Minitab displays an upper confidence bound if you select an alternative hypothesis that includes only an upper limit for the difference. The upper bound indicates a value that the difference between the population mean and the target is likely to be less than.

Use the upper confidence bound to determine whether the difference between the population mean and the target is less than the upper limit. If the upper confidence bound is less than the upper limit, you can claim that the difference between the population mean and the target is less than the upper limit.

Difference | SE | 95% Upper Bound | Upper Limit |
---|---|---|---|

0.28500 | 0.13831 | 0.52059 | 0.42000 |

In these results, the 95% upper confidence bound is 0.52059, which is greater than the upper limit of 0.4200. Therefore, you cannot claim that the difference between the population mean and the target is less than the upper limit.

An equivalence interval is a range of values that are close enough to the target to be considered equivalent. The interval is based on your knowledge of the product or process and is defined by a lower equivalence limit (LEL) and an upper equivalence limit (UEL).

Compare the confidence interval with the equivalence limits. If the confidence interval is completely within the equivalence limits, you can claim that the population mean is equivalent to the target. If part of the confidence interval is outside the equivalence limits, you cannot claim equivalence.

Difference | SE | 95% CI for Equivalence | Equivalence Interval |
---|---|---|---|

0.28500 | 0.13831 | (0, 0.520586) | (-0.42, 0.42) |

In these results, the 95% confidence interval exceeds the upper equivalence limit. Therefore, you cannot claim that the population mean is equivalent to the target.

The lower limit of acceptability for the difference between the mean and the target. You want the difference between the mean of the test population and the target to be greater than the lower limit.

Compare the lower limit with the lower confidence bound. If the lower confidence bound is greater than the lower limit, you can claim that the difference between the population mean and the target is greater than the lower limit.

Difference | SE | 95% Lower Bound | Lower Limit |
---|---|---|---|

0.28500 | 0.13831 | 0.049414 | -0.42000 |

In these results, the 95% lower confidence bound for the difference is 0.04914, which is greater than the lower limit of −0.4200. Therefore, you can be 95% confident that the difference between the population mean and the target is greater than the lower limit.

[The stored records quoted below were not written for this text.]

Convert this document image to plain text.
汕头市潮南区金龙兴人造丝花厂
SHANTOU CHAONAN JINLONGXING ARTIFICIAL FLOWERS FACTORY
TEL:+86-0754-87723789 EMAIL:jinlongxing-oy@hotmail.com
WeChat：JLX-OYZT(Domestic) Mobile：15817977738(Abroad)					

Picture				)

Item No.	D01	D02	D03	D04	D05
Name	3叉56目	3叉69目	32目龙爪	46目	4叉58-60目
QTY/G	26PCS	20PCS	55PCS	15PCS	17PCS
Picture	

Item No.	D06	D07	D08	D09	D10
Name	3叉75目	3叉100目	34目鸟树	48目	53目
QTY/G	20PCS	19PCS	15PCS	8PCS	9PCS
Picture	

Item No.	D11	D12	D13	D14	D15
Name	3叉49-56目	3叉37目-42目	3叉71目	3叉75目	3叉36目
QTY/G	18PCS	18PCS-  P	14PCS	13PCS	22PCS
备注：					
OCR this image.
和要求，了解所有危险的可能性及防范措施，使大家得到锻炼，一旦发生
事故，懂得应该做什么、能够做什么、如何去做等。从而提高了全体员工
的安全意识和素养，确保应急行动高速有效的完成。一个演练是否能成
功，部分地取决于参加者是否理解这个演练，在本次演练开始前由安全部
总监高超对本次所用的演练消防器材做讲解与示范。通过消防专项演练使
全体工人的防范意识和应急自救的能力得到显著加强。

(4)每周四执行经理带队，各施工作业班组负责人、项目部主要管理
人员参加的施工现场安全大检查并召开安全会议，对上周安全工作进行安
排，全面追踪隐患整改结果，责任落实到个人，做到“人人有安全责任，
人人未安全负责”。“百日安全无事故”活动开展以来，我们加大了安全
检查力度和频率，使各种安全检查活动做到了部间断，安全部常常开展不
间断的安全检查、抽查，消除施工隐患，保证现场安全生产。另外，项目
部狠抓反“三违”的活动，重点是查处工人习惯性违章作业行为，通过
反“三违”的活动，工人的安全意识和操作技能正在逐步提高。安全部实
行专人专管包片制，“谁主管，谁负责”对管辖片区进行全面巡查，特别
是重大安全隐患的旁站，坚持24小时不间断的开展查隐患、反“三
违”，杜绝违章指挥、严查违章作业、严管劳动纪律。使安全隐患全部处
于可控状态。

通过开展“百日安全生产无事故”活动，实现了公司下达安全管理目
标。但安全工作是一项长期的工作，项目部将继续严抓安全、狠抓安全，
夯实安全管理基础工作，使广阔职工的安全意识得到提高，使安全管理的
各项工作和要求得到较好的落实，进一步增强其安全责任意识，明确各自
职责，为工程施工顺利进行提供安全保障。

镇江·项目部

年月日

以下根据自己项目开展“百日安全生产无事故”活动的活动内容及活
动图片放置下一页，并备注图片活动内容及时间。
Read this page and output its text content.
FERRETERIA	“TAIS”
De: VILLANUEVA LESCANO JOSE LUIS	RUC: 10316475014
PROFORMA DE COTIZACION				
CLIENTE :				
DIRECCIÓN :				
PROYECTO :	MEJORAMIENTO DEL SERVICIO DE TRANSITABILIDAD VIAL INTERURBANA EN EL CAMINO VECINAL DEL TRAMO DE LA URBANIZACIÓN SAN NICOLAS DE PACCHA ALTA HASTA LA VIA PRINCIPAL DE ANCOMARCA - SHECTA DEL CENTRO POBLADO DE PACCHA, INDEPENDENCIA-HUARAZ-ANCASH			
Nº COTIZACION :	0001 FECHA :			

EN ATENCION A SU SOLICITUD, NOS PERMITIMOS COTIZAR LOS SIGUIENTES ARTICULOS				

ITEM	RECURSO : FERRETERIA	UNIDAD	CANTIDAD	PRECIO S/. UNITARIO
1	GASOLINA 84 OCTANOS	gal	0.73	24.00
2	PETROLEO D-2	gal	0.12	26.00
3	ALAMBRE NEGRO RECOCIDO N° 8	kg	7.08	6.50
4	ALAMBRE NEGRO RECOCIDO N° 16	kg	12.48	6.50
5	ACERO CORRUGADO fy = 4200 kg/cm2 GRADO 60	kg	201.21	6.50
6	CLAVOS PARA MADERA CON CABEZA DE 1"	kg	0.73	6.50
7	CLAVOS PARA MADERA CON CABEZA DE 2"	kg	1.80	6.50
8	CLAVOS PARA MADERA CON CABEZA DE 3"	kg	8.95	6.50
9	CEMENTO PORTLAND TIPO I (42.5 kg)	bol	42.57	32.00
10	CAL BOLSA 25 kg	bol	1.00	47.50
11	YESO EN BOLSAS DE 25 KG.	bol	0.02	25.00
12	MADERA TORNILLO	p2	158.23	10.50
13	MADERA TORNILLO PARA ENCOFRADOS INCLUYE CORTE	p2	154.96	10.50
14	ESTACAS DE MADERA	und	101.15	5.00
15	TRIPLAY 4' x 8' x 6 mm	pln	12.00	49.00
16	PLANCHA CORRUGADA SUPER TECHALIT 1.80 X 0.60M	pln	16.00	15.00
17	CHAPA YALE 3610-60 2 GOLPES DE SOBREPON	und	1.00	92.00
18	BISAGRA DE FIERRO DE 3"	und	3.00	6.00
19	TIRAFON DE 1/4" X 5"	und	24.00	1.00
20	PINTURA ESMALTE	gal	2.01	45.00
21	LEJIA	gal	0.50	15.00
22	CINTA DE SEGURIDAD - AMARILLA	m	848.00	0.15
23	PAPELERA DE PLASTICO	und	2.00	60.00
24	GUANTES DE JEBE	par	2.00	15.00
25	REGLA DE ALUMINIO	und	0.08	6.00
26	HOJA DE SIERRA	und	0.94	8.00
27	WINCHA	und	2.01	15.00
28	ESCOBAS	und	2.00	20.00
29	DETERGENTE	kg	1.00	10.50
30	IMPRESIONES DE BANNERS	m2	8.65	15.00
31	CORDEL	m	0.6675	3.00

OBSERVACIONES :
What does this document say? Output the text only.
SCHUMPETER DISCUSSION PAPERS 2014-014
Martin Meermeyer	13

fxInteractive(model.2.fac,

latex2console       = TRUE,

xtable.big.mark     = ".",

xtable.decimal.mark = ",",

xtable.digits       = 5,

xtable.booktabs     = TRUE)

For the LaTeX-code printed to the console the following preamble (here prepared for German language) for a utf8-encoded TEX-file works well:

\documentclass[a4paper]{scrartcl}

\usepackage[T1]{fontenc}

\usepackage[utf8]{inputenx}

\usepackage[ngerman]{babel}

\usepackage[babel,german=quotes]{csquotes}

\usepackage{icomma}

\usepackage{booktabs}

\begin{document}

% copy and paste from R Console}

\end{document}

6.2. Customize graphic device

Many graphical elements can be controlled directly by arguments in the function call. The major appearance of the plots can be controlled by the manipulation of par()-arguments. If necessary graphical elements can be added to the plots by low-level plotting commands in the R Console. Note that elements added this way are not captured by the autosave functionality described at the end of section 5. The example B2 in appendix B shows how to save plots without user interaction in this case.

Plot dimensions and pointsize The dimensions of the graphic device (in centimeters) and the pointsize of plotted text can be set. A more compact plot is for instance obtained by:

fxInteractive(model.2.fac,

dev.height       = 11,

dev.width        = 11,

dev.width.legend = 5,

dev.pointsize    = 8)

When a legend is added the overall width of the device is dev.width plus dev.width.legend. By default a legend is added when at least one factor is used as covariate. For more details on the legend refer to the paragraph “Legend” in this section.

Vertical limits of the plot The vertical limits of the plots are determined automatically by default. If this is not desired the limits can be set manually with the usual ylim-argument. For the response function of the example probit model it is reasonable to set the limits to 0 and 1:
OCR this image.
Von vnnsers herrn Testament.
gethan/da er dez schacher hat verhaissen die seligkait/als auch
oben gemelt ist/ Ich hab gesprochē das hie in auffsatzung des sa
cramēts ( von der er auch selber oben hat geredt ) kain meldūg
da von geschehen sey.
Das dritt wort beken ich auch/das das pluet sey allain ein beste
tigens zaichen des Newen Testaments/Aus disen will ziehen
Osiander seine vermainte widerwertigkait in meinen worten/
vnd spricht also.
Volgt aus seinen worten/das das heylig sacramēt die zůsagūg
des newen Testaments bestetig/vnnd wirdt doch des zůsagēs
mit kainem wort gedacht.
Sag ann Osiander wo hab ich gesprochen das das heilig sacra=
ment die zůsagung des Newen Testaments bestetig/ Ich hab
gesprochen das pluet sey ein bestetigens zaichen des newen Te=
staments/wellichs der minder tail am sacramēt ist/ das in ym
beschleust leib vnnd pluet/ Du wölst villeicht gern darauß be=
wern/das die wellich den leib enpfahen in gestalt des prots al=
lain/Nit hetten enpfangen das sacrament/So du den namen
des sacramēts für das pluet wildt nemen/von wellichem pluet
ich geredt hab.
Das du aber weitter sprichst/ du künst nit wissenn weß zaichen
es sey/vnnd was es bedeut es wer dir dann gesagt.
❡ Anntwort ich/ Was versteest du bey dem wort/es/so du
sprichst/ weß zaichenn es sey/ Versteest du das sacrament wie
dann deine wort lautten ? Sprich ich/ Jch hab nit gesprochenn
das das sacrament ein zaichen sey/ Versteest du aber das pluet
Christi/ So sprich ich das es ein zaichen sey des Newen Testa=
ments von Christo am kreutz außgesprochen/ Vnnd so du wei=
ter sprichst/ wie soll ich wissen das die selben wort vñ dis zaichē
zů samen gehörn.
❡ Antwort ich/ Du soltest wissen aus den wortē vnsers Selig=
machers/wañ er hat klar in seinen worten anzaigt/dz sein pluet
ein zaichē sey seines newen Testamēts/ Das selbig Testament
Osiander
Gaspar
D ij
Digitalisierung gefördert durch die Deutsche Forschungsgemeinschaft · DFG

The upper limit of acceptability for the difference between the mean and the target. You want the difference between the mean of the test population and the target to be less than the upper limit.

Compare the upper limit with the upper confidence bound. If the upper confidence bound is less than the upper limit, you can claim that the difference between the population mean and the target is less than the upper limit.

Difference | SE | 95% Upper Bound | Upper Limit |
---|---|---|---|

0.28500 | 0.13831 | 0.52059 | 0.42000 |

In these results, the 95% upper confidence bound is 0.52059, which is greater than the upper limit of 0.4200. Therefore, you cannot claim that the difference between the population mean and the target is less than the upper limit.